Search code examples
apache-sparkpysparkparquet

Documentation for spark options


This one is probably easy to answer, but for the life of me I can't seem to find this.

Can someone please point me to documentation for the various key-value pair options that you can use with spark?

Example of such an option (in pyspark):

some_spark_table.write.format("parquet").option("parquet.block.size", 1234)

So if I'm interested in what the unit is for the parquet.block.size option, where do I find that?

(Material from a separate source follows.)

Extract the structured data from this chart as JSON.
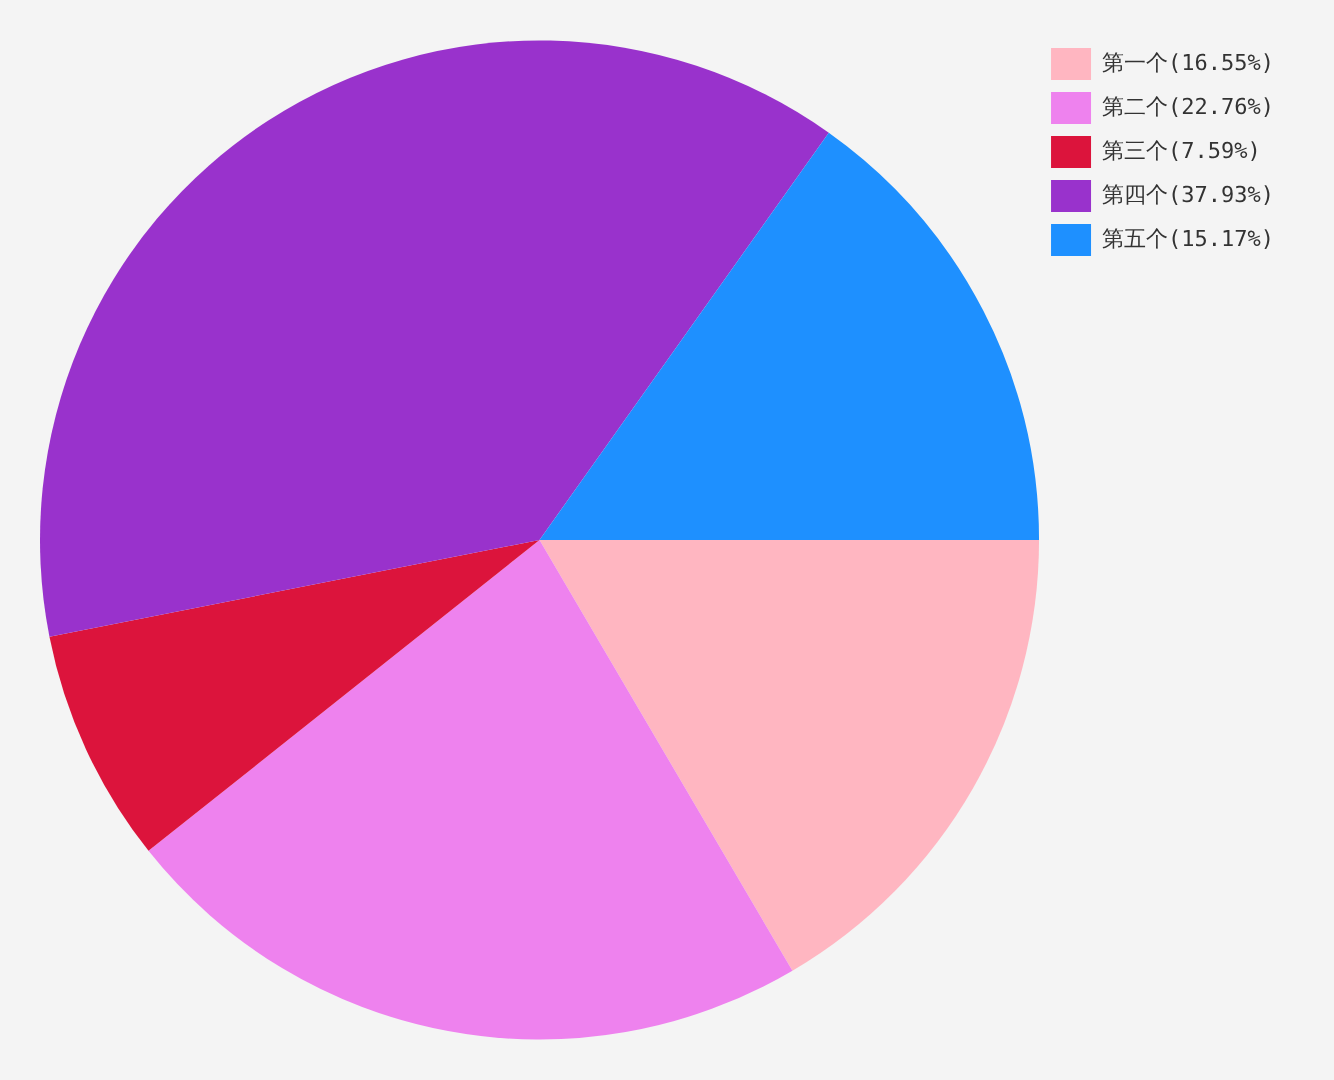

I found this link which helpfully states: "To find more detailed information about the extra ORC/Parquet options, visit the official Apache ORC/Parquet websites." But I still can't find it.


Solution

  • As doc says, you can visit the official Apache Parquet website. I think by official website they mean Parquet git repo :)

    Citing from there:

    Property: parquet.block.size
    Description: The block size in bytes. This property depends on the file system:

    • If the file system (FS) used supports blocks like HDFS, the block size will be the maximum between the default block size of FS and this property. And the row group size will be equal to this property.

      • block_size = max(default_fs_block_size, parquet.block.size)
      • row_group_size = parquet.block.size
    • If the file system used doesn't support blocks, then this property will define the row group size.

    Note that larger values of row group size will improve the IO when reading but consume more memory when writing
    Default value: 134217728 (128 MB)

    Unlike Parquet, Spark's own configuration settings are pretty well documented (the ones they want you to know about) on its website as pointed in another answer.